What’s the Big Deal?
“Why should I waste my time reading an article about financial statements? Shouldn’t we be putting a shovel in the ground instead to get some work done?”
Your financial statements matter, and you need to understand them. They are the prism through which your surety, financial institution and investors see your company. There is no better time to get that understanding than in the calm before the storm. “What storm?” you might ask. The upcoming changes to revenue recognition from contracts with customers are going to be one heck of a storm and many people don’t know it yet. It’s been brewing for a few years and it’s going to hit public entities hard in just a few short weeks (January 1, 2018). Nonpublic entities get a little more time to prepare: January 1, 2019. It’s coming fast though.
So what’s the big deal? You might be thinking, “We have contracts right now with our customers, and we earn revenue. They pay us and everyone is happy. What’s changing?” Maybe a little, maybe a lot. It’s all going to depend on how your contracts are written. When we say contracts, we don’t just mean the long, boring legal agreements that only the attorneys and accountants actually read. Accounting Standards Codification (ASC) 606 defines a contract much more broadly than that. Contracts can be written agreements, verbal arrangements, or promises implied by the entity’s ordinary business practices.
That’s some important stuff right there, and that’s only Step 1! “Hmm,” you say. “‘Step 1’ implies there is more work to do.” Correct! There are four more steps to consider, each with various principles to consider. We’ll get into all five steps in future articles, but let’s back up and lay a foundation for this whole project. Every good construction project begins with a solid foundation, right? So let’s roll up our sleeves and get a little dirty.
The Dirty Details
Under current, generally accepted accounting principles (GAAP), revenue is basically earned when the risk and reward of a good or service is transferred from the provider to the customer. That concept is changing from risk and reward to transfer of control. What does that mean? Control isn’t transferred until the project is complete, right? Not always. Control might mean physical possession, but it can also mean economic control. Think of it this way: When you leave a jobsite each day (assuming the customer owns the site), you are transferring a little more of the project each day. That would be physical control. However, what if you are creating a specialty concrete mix or specific steel panels that you couldn’t sell to another customer? While your customer may not physically control these items, they do essentially have economic control because it would be very difficult to find anyone else to purchase them.
That’s the primary operational reason why revenue recognition is changing. Transfer of control is deemed to be a better measure of performance than the right to receive the reward or responsibility for the risk. There are other reasons for the change, though, from a financial perspective. The Financial Accounting Standards Board (FASB), which sets GAAP in the United States, wants to be on the same playing field with its international counterpart, the International Accounting Standards Board (IASB). The FASB and IASB have been working for a number of years toward a long-term goal of converging their standards. The ideal end result is to improve comparability across countries and markets as the world’s economy becomes more closely linked.
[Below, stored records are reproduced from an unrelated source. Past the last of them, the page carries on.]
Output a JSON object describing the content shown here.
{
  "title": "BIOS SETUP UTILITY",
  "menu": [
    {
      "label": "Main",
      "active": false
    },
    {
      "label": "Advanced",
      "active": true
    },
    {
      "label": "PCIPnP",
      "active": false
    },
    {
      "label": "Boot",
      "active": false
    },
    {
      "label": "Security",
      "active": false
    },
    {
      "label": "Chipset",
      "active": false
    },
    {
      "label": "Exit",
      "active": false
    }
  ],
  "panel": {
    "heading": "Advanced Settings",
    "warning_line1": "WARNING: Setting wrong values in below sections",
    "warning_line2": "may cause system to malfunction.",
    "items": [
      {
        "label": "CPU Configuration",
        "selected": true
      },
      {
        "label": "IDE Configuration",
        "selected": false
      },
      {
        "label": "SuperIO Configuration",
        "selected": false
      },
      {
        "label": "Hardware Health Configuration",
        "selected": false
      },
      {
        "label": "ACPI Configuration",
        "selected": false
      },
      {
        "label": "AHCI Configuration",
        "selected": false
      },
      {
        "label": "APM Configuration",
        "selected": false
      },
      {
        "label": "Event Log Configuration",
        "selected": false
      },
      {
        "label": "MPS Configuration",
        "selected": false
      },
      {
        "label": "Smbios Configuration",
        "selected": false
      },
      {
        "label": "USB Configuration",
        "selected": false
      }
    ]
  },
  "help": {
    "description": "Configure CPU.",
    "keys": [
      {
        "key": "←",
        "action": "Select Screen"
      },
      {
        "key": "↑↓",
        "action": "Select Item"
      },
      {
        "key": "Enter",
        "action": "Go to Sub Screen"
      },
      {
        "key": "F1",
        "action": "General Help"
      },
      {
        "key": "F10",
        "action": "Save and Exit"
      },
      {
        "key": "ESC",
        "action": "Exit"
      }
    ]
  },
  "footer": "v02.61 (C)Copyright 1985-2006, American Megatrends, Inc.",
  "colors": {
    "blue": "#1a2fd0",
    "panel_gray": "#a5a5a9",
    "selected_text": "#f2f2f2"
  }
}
The other goal is to make revenue recognition and financial statements more comparable across industries. There are currently many inconsistencies when comparing construction companies to manufacturers or health care entities or technology companies or … the list goes on. You might be asking yourself, “Who cares about comparing companies across industries?” Your primary desire is to understand your competitors in your own industry and be stronger than them. Why should you care about other industries? Here’s why: Users of your financial statements have opportunities every day to invest their capital in your company, in competitors in your industry, or in entities in other industries. The top two users on your list from that perspective are financial institutions and investors. They don’t have to provide you with loans for working capital and equipment or put equity into your company. They can choose a competitor in your own industry or outside your industry who they might view as more stable or more likely to pay a higher return through income and dividends. That’s why this matters. You need capital, and they have it.
While ASC 606 is new and complicated, there are some significant benefits to it as well. Probably the greatest benefit is that it shifts revenue recognition to a principles-based model. Put simply, it allows for greater flexibility to recognize revenue based on your specific situation. You can craft a set of revenue policies that suit your company as long as they fit within the newly broadened principles. It will be necessary to consistently apply these principles to similar situations and then disclose in your financial statements how and why you recognized revenue the way you did.
One more thing: this isn’t just a compliance exercise. The principles of ASC 606 could change how quickly or slowly you recognize revenue and that can change the bonding, financing, and investing decisions made by others about your company. Because of the potential timing change for recognizing revenue, the timing of your tax payments might change too. Who likes getting a tax bill, especially when it seems to come out of the blue?
What Should We Do?
At first, many entities may believe that ASC 606 will have little applicability to them and will want to brush it off as either something that doesn’t need any attention or can be pushed back until the last minute. That’s not going to be a smart move though. ASC 606 is not likely to be delayed or significantly changed and the impacts are going to be significant. This article is just the tip of the iceberg.
What should you do now? Call your accountant to start getting a handle on how this will impact your business. The second call you should make is to your software provider to make sure the software you use can handle ASC 606. You don’t want to be stuck in the office doing this all manually when you should be out getting some work done at a jobsite and earning some cash.